Article 13. Rates, Costs and Payment

13.1 All rates are exclusive of VAT and exclusive of travel, transport and accommodation expenses.

13.2 Travel expenses are charged as specified in the agreement.


Article 14. Suspension and Termination

The Service Provider has the right to suspend the performance of the agreement or to terminate it by operation of law and with immediate effect without prior notice of default if the Client:

  • fails to meet its payment obligations;
  • becomes insolvent, files for bankruptcy or ceases its payments;
  • is subjected to attachment;
  • provides incorrect or misleading information;
  • commits fraud.

Services already delivered remain due.


Article 15. Liability

15.1 The liability of the Service Provider is limited to the fees invoiced for the relevant assignment in the 12 months prior to the damaging event, except in cases of intent or fraud.

15.2 The Service Provider is never liable for indirect or consequential damages, including loss of revenue, profit, data or goodwill.

15.3 The Client indemnifies the Service Provider against claims from third parties arising from the use of the services provided.

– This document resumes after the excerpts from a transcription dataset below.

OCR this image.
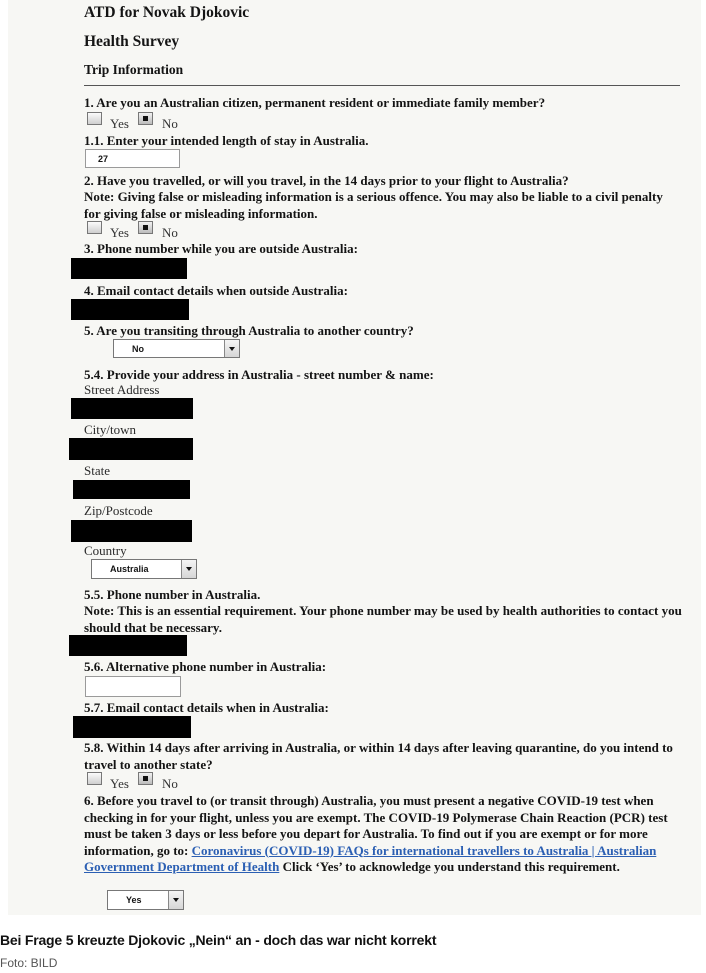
ATD for Novak Djokovic
Health Survey
Trip Information
1. Are you an Australian citizen, permanent resident or immediate family member?
Yes	No
1.1. Enter your intended length of stay in Australia.
27
2. Have you travelled, or will you travel, in the 14 days prior to your flight to Australia?
Note: Giving false or misleading information is a serious offence. You may also be liable to a civil penalty for giving false or misleading information.
Yes	No
3. Phone number while you are outside Australia:
4. Email contact details when outside Australia:
5. Are you transiting through Australia to another country?
No
5.4. Provide your address in Australia - street number & name:
Street Address
City/town
State
Zip/Postcode
Country
Australia
5.5. Phone number in Australia.
Note: This is an essential requirement. Your phone number may be used by health authorities to contact you should that be necessary.
5.6. Alternative phone number in Australia:
5.7. Email contact details when in Australia:
5.8. Within 14 days after arriving in Australia, or within 14 days after leaving quarantine, do you intend to travel to another state?
Yes	No
6. Before you travel to (or transit through) Australia, you must present a negative COVID-19 test when checking in for your flight, unless you are exempt. The COVID-19 Polymerase Chain Reaction (PCR) test must be taken 3 days or less before you depart for Australia. To find out if you are exempt or for more information, go to: Coronavirus (COVID-19) FAQs for international travellers to Australia | Australian Government Department of Health Click ‘Yes’ to acknowledge you understand this requirement.
Yes
Bei Frage 5 kreuzte Djokovic „Nein“ an - doch das war nicht korrekt
Foto: BILD
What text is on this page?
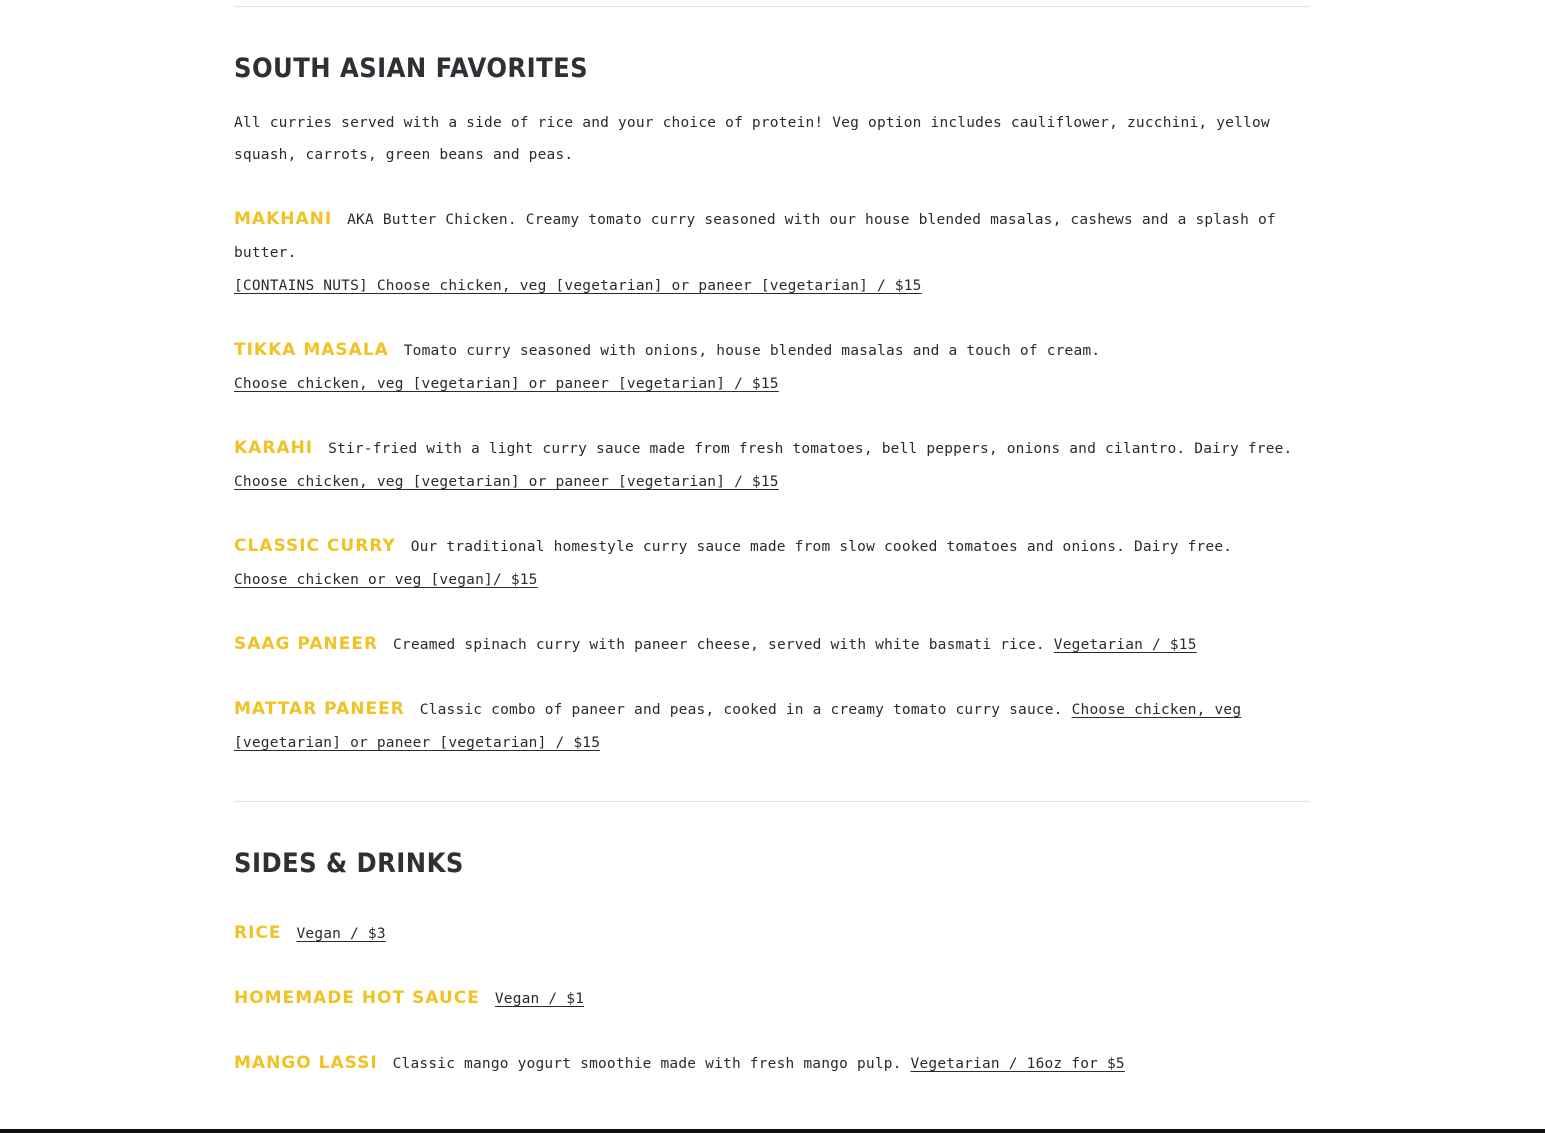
SOUTH ASIAN FAVORITES

All curries served with a side of rice and your choice of protein! Veg option includes cauliflower, zucchini, yellow squash, carrots, green beans and peas.

MAKHANI AKA Butter Chicken. Creamy tomato curry seasoned with our house blended masalas, cashews and a splash of butter.
[CONTAINS NUTS] Choose chicken, veg [vegetarian] or paneer [vegetarian] / $15

TIKKA MASALA Tomato curry seasoned with onions, house blended masalas and a touch of cream.
Choose chicken, veg [vegetarian] or paneer [vegetarian] / $15

KARAHI Stir-fried with a light curry sauce made from fresh tomatoes, bell peppers, onions and cilantro. Dairy free.
Choose chicken, veg [vegetarian] or paneer [vegetarian] / $15

CLASSIC CURRY Our traditional homestyle curry sauce made from slow cooked tomatoes and onions. Dairy free.
Choose chicken or veg [vegan]/ $15

SAAG PANEER Creamed spinach curry with paneer cheese, served with white basmati rice. Vegetarian / $15

MATTAR PANEER Classic combo of paneer and peas, cooked in a creamy tomato curry sauce. Choose chicken, veg [vegetarian] or paneer [vegetarian] / $15

SIDES & DRINKS

RICE Vegan / $3

HOMEMADE HOT SAUCE Vegan / $1

MANGO LASSI Classic mango yogurt smoothie made with fresh mango pulp. Vegetarian / 16oz for $5
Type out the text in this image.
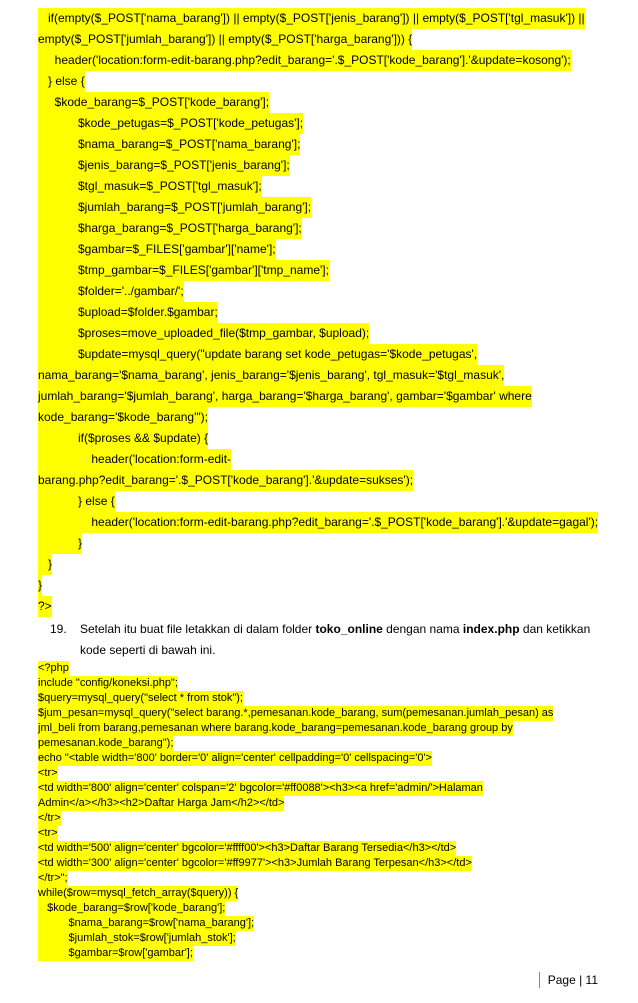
if(empty($_POST['nama_barang']) || empty($_POST['jenis_barang']) || empty($_POST['tgl_masuk']) ||
empty($_POST['jumlah_barang']) || empty($_POST['harga_barang'])) {
header('location:form-edit-barang.php?edit_barang='.$_POST['kode_barang'].'&update=kosong');
} else {
$kode_barang=$_POST['kode_barang'];
$kode_petugas=$_POST['kode_petugas'];
$nama_barang=$_POST['nama_barang'];
$jenis_barang=$_POST['jenis_barang'];
$tgl_masuk=$_POST['tgl_masuk'];
$jumlah_barang=$_POST['jumlah_barang'];
$harga_barang=$_POST['harga_barang'];
$gambar=$_FILES['gambar']['name'];
$tmp_gambar=$_FILES['gambar']['tmp_name'];
$folder='../gambar/';
$upload=$folder.$gambar;
$proses=move_uploaded_file($tmp_gambar, $upload);
$update=mysql_query("update barang set kode_petugas='$kode_petugas',
nama_barang='$nama_barang', jenis_barang='$jenis_barang', tgl_masuk='$tgl_masuk',
jumlah_barang='$jumlah_barang', harga_barang='$harga_barang', gambar='$gambar' where
kode_barang='$kode_barang'");
if($proses && $update) {
header('location:form-edit-
barang.php?edit_barang='.$_POST['kode_barang'].'&update=sukses');
} else {
header('location:form-edit-barang.php?edit_barang='.$_POST['kode_barang'].'&update=gagal');
}
}
}
?>
19. Setelah itu buat file letakkan di dalam folder toko_online dengan nama index.php dan ketikkan
kode seperti di bawah ini.
<?php
include "config/koneksi.php";
$query=mysql_query("select * from stok");
$jum_pesan=mysql_query("select barang.*,pemesanan.kode_barang, sum(pemesanan.jumlah_pesan) as
jml_beli from barang,pemesanan where barang.kode_barang=pemesanan.kode_barang group by
pemesanan.kode_barang");
echo "<table width='800' border='0' align='center' cellpadding='0' cellspacing='0'>
<tr>
<td width='800' align='center' colspan='2' bgcolor='#ff0088'><h3><a href='admin/'>Halaman
Admin</a></h3><h2>Daftar Harga Jam</h2></td>
</tr>
<tr>
<td width='500' align='center' bgcolor='#ffff00'><h3>Daftar Barang Tersedia</h3></td>
<td width='300' align='center' bgcolor='#ff9977'><h3>Jumlah Barang Terpesan</h3></td>
</tr>";
while($row=mysql_fetch_array($query)) {
$kode_barang=$row['kode_barang'];
$nama_barang=$row['nama_barang'];
$jumlah_stok=$row['jumlah_stok'];
$gambar=$row['gambar'];
Page | 11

Article 16. Confidentiality and Data Protection

16.1 Parties treat all confidential information strictly confidential.

16.2 This obligation remains in effect until 1 year after termination of the agreement.

16.3 Personal data is processed in accordance with the GDPR. The Client remains the data controller.


Article 17. Subcontracting and Independence

17.1 The Service Provider may engage third parties or subcontractors under its responsibility, without additional costs for the Client.

17.2 Parties act as independent contractors. No hierarchical or employment relationship arises.


Article 18. Evidence

Parties accept that electronic communications, digital documents and copies have the same evidential value as original written documents.


Article 19. Final Provisions

19.1 If a provision proves to be invalid or unenforceable, this does not affect the validity of the remaining provisions.

19.2 Failure to exercise a right does not constitute a waiver of that right.

19.3 Belgian law governs this agreement. Disputes fall under the exclusive jurisdiction of the courts of Antwerp.